Everyone is talking about cybersecurity. Articles appear almost daily regarding significant cybersecurity events. And over the past two years, the drumbeat for action on the issue of cybersecurity and the protection of the nation’s critical infrastructure has grown louder and louder. In the context of the current debate on cybersecurity, virtually everyone agrees that cyber threats are real, as evidenced by highly publicized cyber events, such as the recent denial of service attacks on banks. Virtually everyone also agrees that protecting critical infrastructure is an important goal. Nonetheless, little consensus has been reached, particularly in the U.S. Congress, on the “appropriate” approach to protecting the nation’s critical infrastructure from cyber threats.

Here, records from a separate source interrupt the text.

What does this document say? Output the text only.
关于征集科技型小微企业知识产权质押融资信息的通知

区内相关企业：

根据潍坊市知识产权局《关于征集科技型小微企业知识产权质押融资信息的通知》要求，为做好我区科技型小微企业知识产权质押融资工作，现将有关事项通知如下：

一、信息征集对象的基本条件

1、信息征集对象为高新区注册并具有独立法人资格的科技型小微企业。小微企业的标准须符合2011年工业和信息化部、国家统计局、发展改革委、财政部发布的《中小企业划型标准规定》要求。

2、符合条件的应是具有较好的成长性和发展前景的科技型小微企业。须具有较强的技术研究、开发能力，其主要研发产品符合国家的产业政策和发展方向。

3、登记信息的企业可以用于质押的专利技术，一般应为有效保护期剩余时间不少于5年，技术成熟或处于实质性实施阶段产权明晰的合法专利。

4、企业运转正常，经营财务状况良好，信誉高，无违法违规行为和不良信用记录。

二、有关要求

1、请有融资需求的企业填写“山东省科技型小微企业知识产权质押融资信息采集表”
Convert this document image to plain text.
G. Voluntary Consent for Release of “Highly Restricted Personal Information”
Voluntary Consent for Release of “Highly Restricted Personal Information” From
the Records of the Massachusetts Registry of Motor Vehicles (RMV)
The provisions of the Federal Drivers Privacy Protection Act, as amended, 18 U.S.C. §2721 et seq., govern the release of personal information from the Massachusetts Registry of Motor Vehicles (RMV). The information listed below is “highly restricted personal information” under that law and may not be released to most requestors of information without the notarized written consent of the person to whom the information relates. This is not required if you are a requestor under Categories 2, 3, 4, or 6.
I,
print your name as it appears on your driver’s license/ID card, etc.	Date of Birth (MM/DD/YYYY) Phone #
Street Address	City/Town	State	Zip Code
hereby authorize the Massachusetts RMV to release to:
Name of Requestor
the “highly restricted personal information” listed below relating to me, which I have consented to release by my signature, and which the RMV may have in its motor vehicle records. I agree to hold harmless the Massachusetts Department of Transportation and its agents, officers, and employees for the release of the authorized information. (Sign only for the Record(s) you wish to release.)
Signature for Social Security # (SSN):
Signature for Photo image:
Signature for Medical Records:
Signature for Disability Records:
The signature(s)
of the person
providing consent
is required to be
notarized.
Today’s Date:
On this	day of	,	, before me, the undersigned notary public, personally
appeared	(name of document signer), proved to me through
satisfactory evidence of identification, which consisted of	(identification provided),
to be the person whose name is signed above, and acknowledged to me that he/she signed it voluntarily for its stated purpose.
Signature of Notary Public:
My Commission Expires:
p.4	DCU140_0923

The U.S. Executive Branch and the EU Commission, however, have both now weighed in on the issue. President Obama’s long-awaited and highly anticipated cybersecurity Executive Order (“Executive Order”) was released on February 12, 2013, directing the U.S. government to take various steps to protect the nation’s critical infrastructure from cyber threats. Similarly, on February 7, 2013, the European Commission published a proposed Directive on network and information security for “market operators” (the “EU Directive”). The EU Directive, once finalized and transposed into Member State legislation, would apply to all “market operators” providing a service in the EU/EEA, including operators of critical infrastructure in the energy, transport, banking, finance, and health sectors, as well as “information society” service providers, such as e-commerce platforms, payment gateways, social networks, search engines, and cloud providers.